Когда ты везде ищешь (и не находишь) сюжет, мир идей оставляет тебя равнодушным (и значит, незрелым). Безыдейность, беспринципность всегда спасали меня от фанатизма: моё имя Андрей, разве этого недостаточно? А то, что родители хотели назвать меня Серёжей или Алёшей, — это не моё дело, а дело моих родителей.

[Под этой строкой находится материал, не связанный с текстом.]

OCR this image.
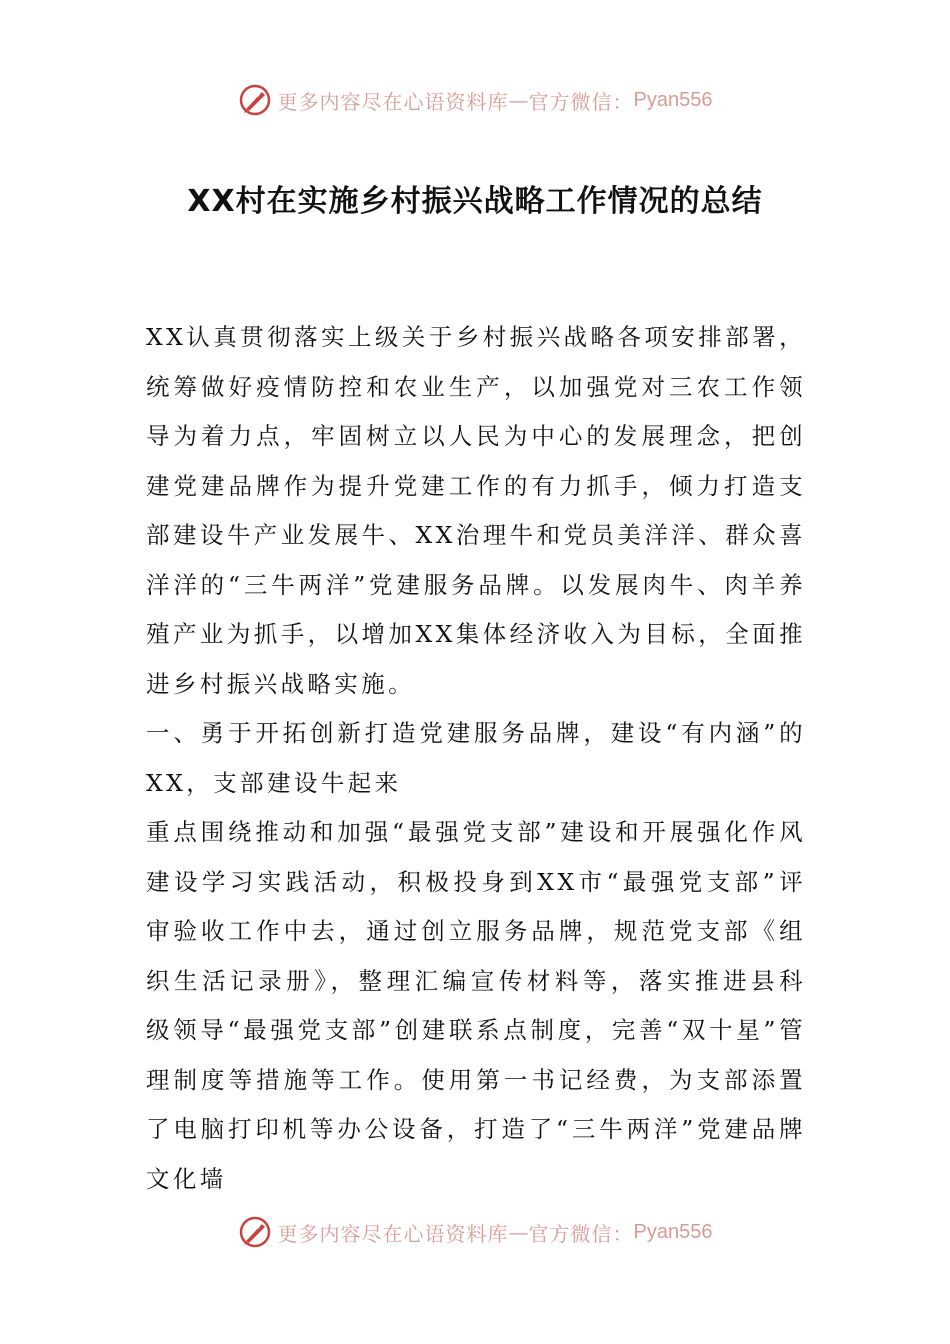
更多内容尽在心语资料库 — 官方微信： Pyan556
XX村在实施乡村振兴战略工作情况的总结

XX认真贯彻落实上级关于乡村振兴战略各项安排部署，统筹做好疫情防控和农业生产，以加强党对三农工作领导为着力点，牢固树立以人民为中心的发展理念，把创建党建品牌作为提升党建工作的有力抓手，倾力打造支部建设牛产业发展牛、XX治理牛和党员美洋洋、群众喜洋洋的“三牛两洋”党建服务品牌。以发展肉牛、肉羊养殖产业为抓手，以增加XX集体经济收入为目标，全面推进乡村振兴战略实施。

一、勇于开拓创新打造党建服务品牌，建设“有内涵”的XX，支部建设牛起来

重点围绕推动和加强“最强党支部”建设和开展强化作风建设学习实践活动，积极投身到XX市“最强党支部”评审验收工作中去，通过创立服务品牌，规范党支部《组织生活记录册》，整理汇编宣传材料等，落实推进县科级领导“最强党支部”创建联系点制度，完善“双十星”管理制度等措施等工作。使用第一书记经费，为支部添置了电脑打印机等办公设备，打造了“三牛两洋”党建品牌文化墙

更多内容尽在心语资料库 — 官方微信： Pyan556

Я был комсоргом класса и слушал Би-би-си и “Немецкую волну”: в моей душе не образовалось ни одной трещинки. (Учитель истории меня ненавидел, я спрашивал у него: “Кто такой Сахаров?”, “Кто такой Синявский?”. Однажды за “врагов народа” он устроил мне педсовет с директором, но никто не пришёл. Потом ещё и ещё. А закончилось это тем, чем заканчиваются чуть ли не все подобные истории: вскоре историк приносил мне — пачками, я еле успевал прочитывать — Савинкова, Владимова, Янова, Солженицына, чтобы я мог не понаслышке, а лицом к лицу сравнить, найти, убедиться. И я сравнивал, находил, убеждался и не видел безобразия ни в том, что конспектировал на уроках, ни в том, что читал после них.) Когда все узнали, что умер Черненко, моя в будущем первая женщина сказала мне: “Чёртик подох”, — и мне было стыдно и за неё, и за “Чёртика”, и за “подох”. В спектакле “Интервью с Рональдом Рейганом”, поставленном нашим школьным политтеатром (вход свободный), я переиграл все роли: и Станислава Кондрашова, и Генриха Боровика, и Збигнева Бжезинского, и Патрика Бьюкенена, и самую ответственную, доверяемую только отличникам и активистам — Рональда Рейгана.

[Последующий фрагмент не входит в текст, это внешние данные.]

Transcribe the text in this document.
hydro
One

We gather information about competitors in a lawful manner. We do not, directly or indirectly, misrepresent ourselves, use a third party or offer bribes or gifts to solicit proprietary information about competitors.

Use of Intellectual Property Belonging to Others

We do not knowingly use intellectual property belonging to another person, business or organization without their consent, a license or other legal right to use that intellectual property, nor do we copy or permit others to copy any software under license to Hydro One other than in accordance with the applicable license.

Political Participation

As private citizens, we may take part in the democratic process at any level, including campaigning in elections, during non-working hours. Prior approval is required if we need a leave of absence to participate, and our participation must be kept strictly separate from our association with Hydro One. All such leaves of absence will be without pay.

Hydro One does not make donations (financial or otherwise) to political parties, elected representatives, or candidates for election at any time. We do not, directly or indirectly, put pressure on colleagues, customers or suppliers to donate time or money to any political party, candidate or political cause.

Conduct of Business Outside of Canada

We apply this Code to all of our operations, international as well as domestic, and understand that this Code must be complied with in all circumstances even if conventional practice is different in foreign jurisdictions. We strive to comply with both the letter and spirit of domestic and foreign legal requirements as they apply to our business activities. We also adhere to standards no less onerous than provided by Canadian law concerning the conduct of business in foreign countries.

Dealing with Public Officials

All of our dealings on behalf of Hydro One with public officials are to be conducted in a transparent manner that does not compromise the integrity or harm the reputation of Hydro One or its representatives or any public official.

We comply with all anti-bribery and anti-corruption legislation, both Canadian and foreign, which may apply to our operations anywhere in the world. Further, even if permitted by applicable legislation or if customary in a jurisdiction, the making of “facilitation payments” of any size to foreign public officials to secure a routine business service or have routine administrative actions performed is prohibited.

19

Беспринципность не сделала меня равнодушным к политике, скорее наоборот — разожгла (абсолютно не болезненную) страсть к разнообразиям (здесь самое время произнести слова “политическая проститутка”. Это я, добрый вечер). Был момент, когда я, не раздираемый на части, одновременно баллотировался в Верховную раду, горсовет и райсовет — всюду от разных партий — и чуть-чуть не прошёл в одно из этих мест (среднее). Политические взгляды заменяло мне ощущение участия: там, где надо было кричать, я не кричал, там, где можно было остановиться, я останавливался, если нет — просто делал вид, что не понимаю, где нахожусь и чего от меня хотят. А от меня хотели точки зрения (у меня её не было). “О, это был один из самых странных политиков своего времени!” — скажут обо мне потомки. А может быть, скажут: “Он был человеком своей эпохи”, — с акцентом на “своей”.

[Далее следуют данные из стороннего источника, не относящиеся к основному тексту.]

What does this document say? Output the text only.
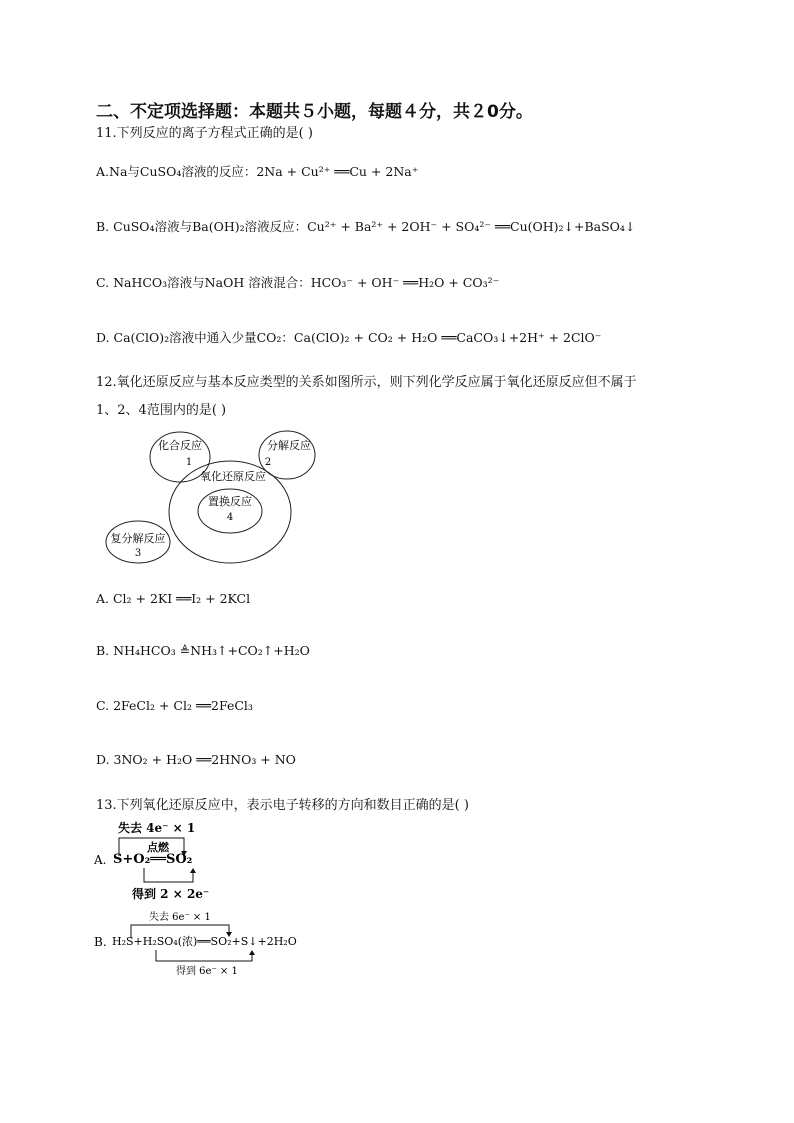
二、不定项选择题：本题共５小题，每题４分，共２0分。
11.下列反应的离子方程式正确的是( )
A.Na与CuSO₄溶液的反应：2Na + Cu²⁺ ══Cu + 2Na⁺
B. CuSO₄溶液与Ba(OH)₂溶液反应：Cu²⁺ + Ba²⁺ + 2OH⁻ + SO₄²⁻ ══Cu(OH)₂↓+BaSO₄↓
C. NaHCO₃溶液与NaOH 溶液混合：HCO₃⁻ + OH⁻ ══H₂O + CO₃²⁻
D. Ca(ClO)₂溶液中通入少量CO₂：Ca(ClO)₂ + CO₂ + H₂O ══CaCO₃↓+2H⁺ + 2ClO⁻
12.氧化还原反应与基本反应类型的关系如图所示，则下列化学反应属于氧化还原反应但不属于
1、2、4范围内的是( )
化合反应
1
分解反应
2
氧化还原反应
置换反应
4
复分解反应
3
A. Cl₂ + 2KI ══I₂ + 2KCl
B. NH₄HCO₃ ≜NH₃↑+CO₂↑+H₂O
C. 2FeCl₂ + Cl₂ ══2FeCl₃
D. 3NO₂ + H₂O ══2HNO₃ + NO
13.下列氧化还原反应中，表示电子转移的方向和数目正确的是( )
失去 4e⁻ × 1
A.
点燃
S+O₂══SO₂
得到 2 × 2e⁻
失去 6e⁻ × 1
B. H₂S+H₂SO₄(浓)══SO₂+S↓+2H₂O
得到 6e⁻ × 1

Той самой эпохи, что делила, делила, делила жизнь на заглавные буквы и прописные истины, на одно и другое, на консерватории и публичные библиотеки, а потом, плюнув на это дело (я не говорю — “устав” или “перестав на что-то надеяться”), смешала ноты, краски, аксиомы и отдала их нам: давайте-ка теперь сами, вы же такие взрослые, такие большие и умные, а я перекурю на лестнице, если что — позовёте. Лиотар, когда ему дали слово, написал о нулевой степени общей культуры: “…по радио слушают реггей, в кино смотрят вестерн, на ленч идут в закусочную Макдональда, на обед — в ресторан с местной кухней, употребляют (па)рижские духи в Токио и носят одежду в стиле ретро в Гонконге…” И заметьте, это написано не о глупости и подлости, не о том, чем следует или не следует гордиться, а об эпохе — стеклянном времени стеклянных людей, отражающихся друг в друге без всякого насилия и неудобства. “Оно им надо?” — спросите вы. Нет, оно им не надо, но так совпало, так получилось, я согласен — неуклюже, нелепо и даже безвкусно, но так оно вышло.